Lo más comentado en internet de la gala de los Oscar –aparte del vestido con forma de gofre de Emma Stone– fue la química entre Bradley Cooper y Lady Gaga cuando interpretaron “Shallow”, la canción de “Ha nacido una estrella” que posteriormente se hacía con la estatuilla.
Desde el domingo se habla de los gestos de cariño entre ambos, de que Irina Shayk, pareja del primero se sentó entre ambos con actitud de defensa, etc. Por eso no resulta nada sorprendente que en su visita al célebre programa !Jimmy Kimmel Live!, el presentador le preguntara a la diva por el asunto.
"Antes de nada, quiero decir que las redes sociales son el váter de Internet, es como un abismo”, respondió Lady Gaga tras un gesto de desesperación. “Sí, la gente vio el amor, ¿y adivina qué? Eso es exactamente lo que queríamos que se viera. Es una canción romántica y forma parte de la historia de amor que cuenta Ha nacido una estrella”, añadió antes de detallar cómo se gestó la aplaudida actuación. "Hemos trabajado muy duro en la película y en esta actuación. Bradley Cooper ha dirigido la cinta y obviamente los momentos musicales de ella también, incluida esta canción, por lo que sabía que él tenía una idea de cómo quería que fuese la interpretación en la gala", señaló.

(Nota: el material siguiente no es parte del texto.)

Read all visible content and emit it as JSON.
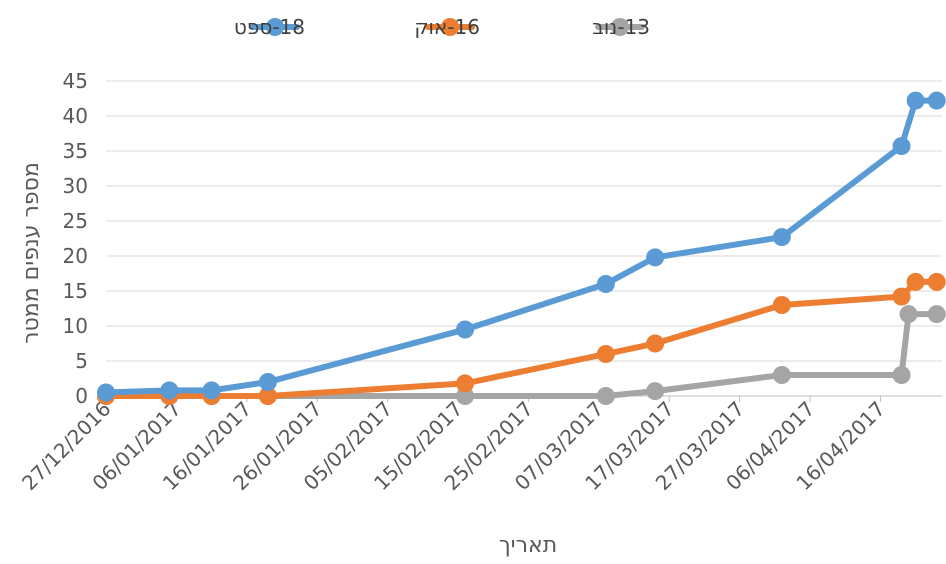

“La forma en la que nos colocamos, dónde se sitúa el piano, la intro, cómo se colocó en el teatro, dónde estaba el público... Todo lo hizo él. Para los dos fue muy importante estar conectados durante la actuación, porque cuando cantas una canción de amor le tienes que transmitir a la gente lo que ésta expresa”, detalló.
Además, Lady Gaga recordó que también tenía una enorme complicidad con el veterano músico Tony Bennett, de 92 años, con el que hizo una gira en 2014. Ante esto, Jimmy Kimmel bromeó: "¿Has tenido algo con él?". La diva respondió que era un gran artista y nada más.